The letter states: “It is recognised that it is a very sensitive matter and the club is in a difficult position, but associations like ours with a very long and venerable history have strengths which are derived from that history.

Given that the two least progressive clubs on the planet--the Royal and Ancient Golf Club of St Andrews and Augusta National--have budged on this issue, the reaction has been unusually nasty.

Ewan Murray in The Guardian.

Even if the Muirfield postal vote is returned as positive for change, a section of the club has embarrassed itself. If it is negative, the club is obliged to do as its members choose; just as golf and the R&A must and surely will ignore Muirfield when it comes to major tournaments. To start with a position of no women members is bad enough, to endorse as much with a vote takes matters to a new level entirely.

Alistair Tait at Golfweek.com:

If the vote, indeed, is to be “no” on Thursday, the governing body should remove Muirfield (No. 4, Golfweek’s Best Great Britain and Ireland Classic Courses) from the Open rota.

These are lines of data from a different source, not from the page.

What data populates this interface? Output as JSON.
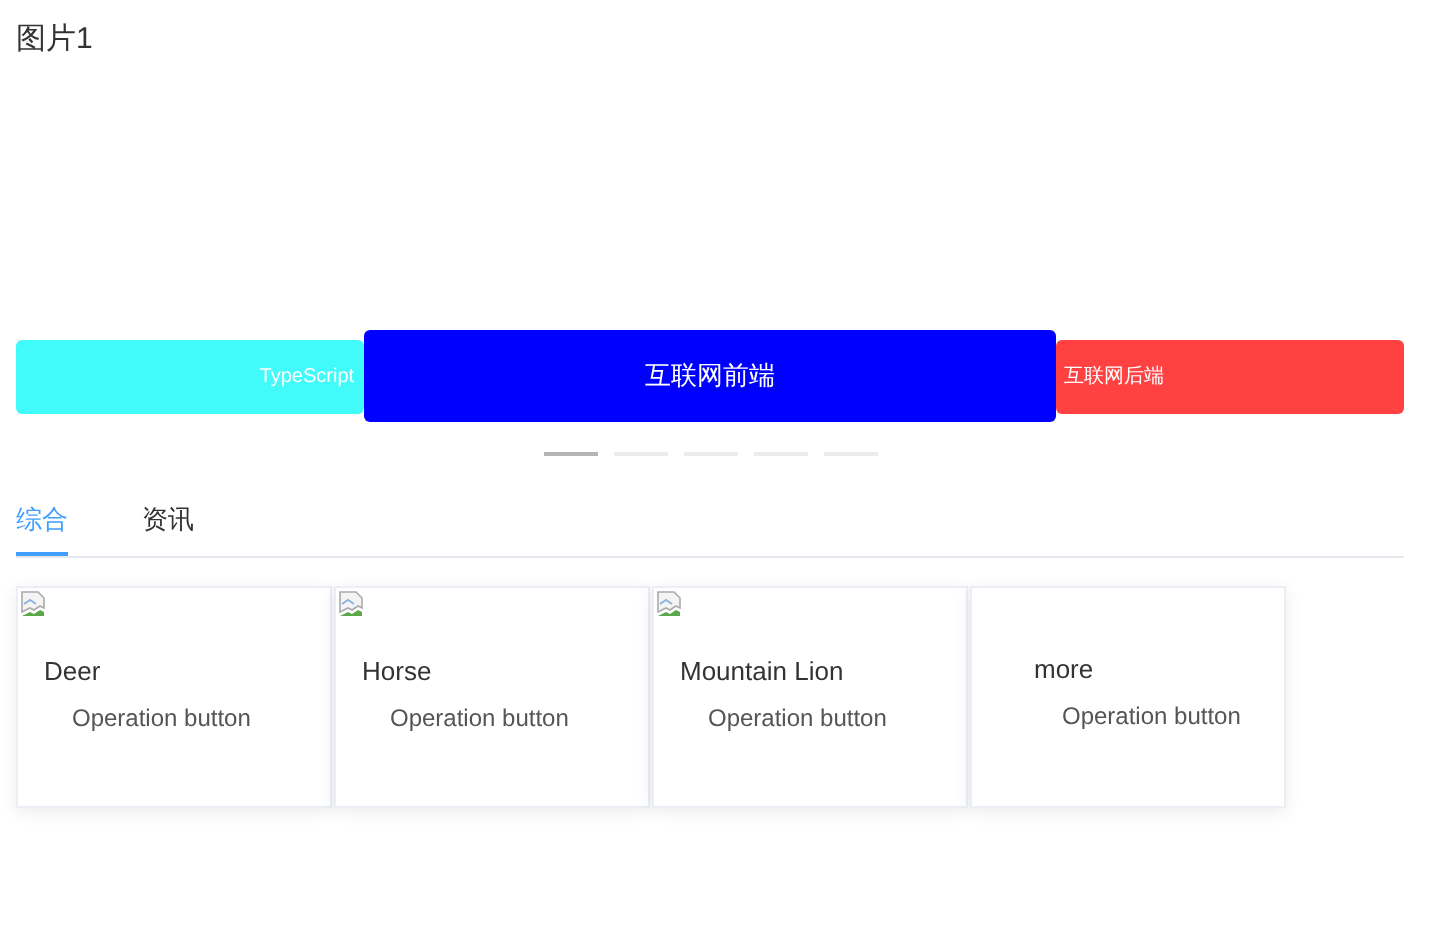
{
  "title": "图片1",
  "carousel": {
    "slides": [
      {
        "label": "TypeScript",
        "color": "#41fafa",
        "selected": false
      },
      {
        "label": "互联网前端",
        "color": "#0000ff",
        "selected": true
      },
      {
        "label": "互联网后端",
        "color": "#ff4141",
        "selected": false
      }
    ],
    "indicators": [
      {
        "selected": true
      },
      {
        "selected": false
      },
      {
        "selected": false
      },
      {
        "selected": false
      },
      {
        "selected": false
      }
    ]
  },
  "tabs": [
    {
      "label": "综合",
      "selected": true
    },
    {
      "label": "资讯",
      "selected": false
    }
  ],
  "cards": [
    {
      "kind": "image",
      "name": "Deer",
      "action": "Operation button"
    },
    {
      "kind": "image",
      "name": "Horse",
      "action": "Operation button"
    },
    {
      "kind": "image",
      "name": "Mountain Lion",
      "action": "Operation button"
    },
    {
      "kind": "more",
      "name": "more",
      "action": "Operation button"
    }
  ]
}
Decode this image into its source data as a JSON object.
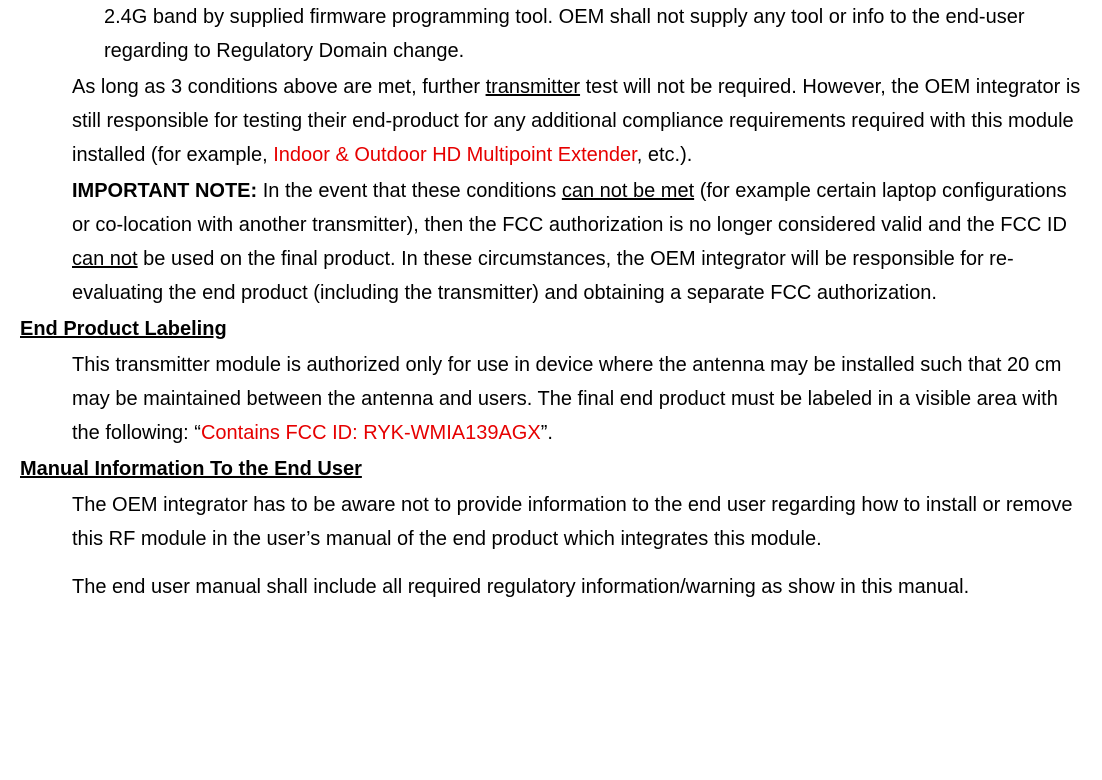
{
  "p1": {
    "text": "2.4G band by supplied firmware programming tool. OEM shall not supply any tool or info to the end-user regarding to Regulatory Domain change."
  },
  "p2": {
    "part1": "As long as 3 conditions above are met, further ",
    "u1": "transmitter",
    "part2": " test will not be required. However, the OEM integrator is still responsible for testing their end-product for any additional compliance requirements required with this module installed (for example, ",
    "red1": "Indoor & Outdoor HD Multipoint Extender",
    "part3": ", etc.)."
  },
  "p3": {
    "bold1": "IMPORTANT NOTE:",
    "part1": " In the event that these conditions ",
    "u1": "can not be met",
    "part2": " (for example certain laptop configurations or co-location with another transmitter), then the FCC authorization is no longer considered valid and the FCC ID ",
    "u2": "can not",
    "part3": " be used on the final product. In these circumstances, the OEM integrator will be responsible for re-evaluating the end product (including the transmitter) and obtaining a separate FCC authorization."
  },
  "h1": "End Product Labeling",
  "p4": {
    "part1": "This transmitter module is authorized only for use in device where the antenna may be installed such that 20 cm may be maintained between the antenna and users. The final end product must be labeled in a visible area with the following: “",
    "red1": "Contains FCC ID: RYK-WMIA139AGX",
    "part2": "”."
  },
  "h2": "Manual Information To the End User",
  "p5": {
    "text": "The OEM integrator has to be aware not to provide information to the end user regarding how to install or remove this RF module in the user’s manual of the end product which integrates this module."
  },
  "p6": {
    "text": "The end user manual shall include all required regulatory information/warning as show in this manual."
  }
}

As a private members’ club, the Honourable Company is well within its rights to determine its own membership. However, as a body governing the game for men and women worldwide beyond the U.S. and Mexico, the R&A should not be taking its championships to clubs that discriminate on the basis of gender, no matter how good the course is.

As the above writers have noted, the club can do as it pleases but should not host The Open if enough members are this passionate about what is a completely trivial matter to most 21st century-acknowledging humans.

The good news is that the news reinforces what we all know: wonderful links, wonderful clubhouse, wonderful staff and mostly pitiful membership that somehow thinks it's "cool" to be miserable and rude.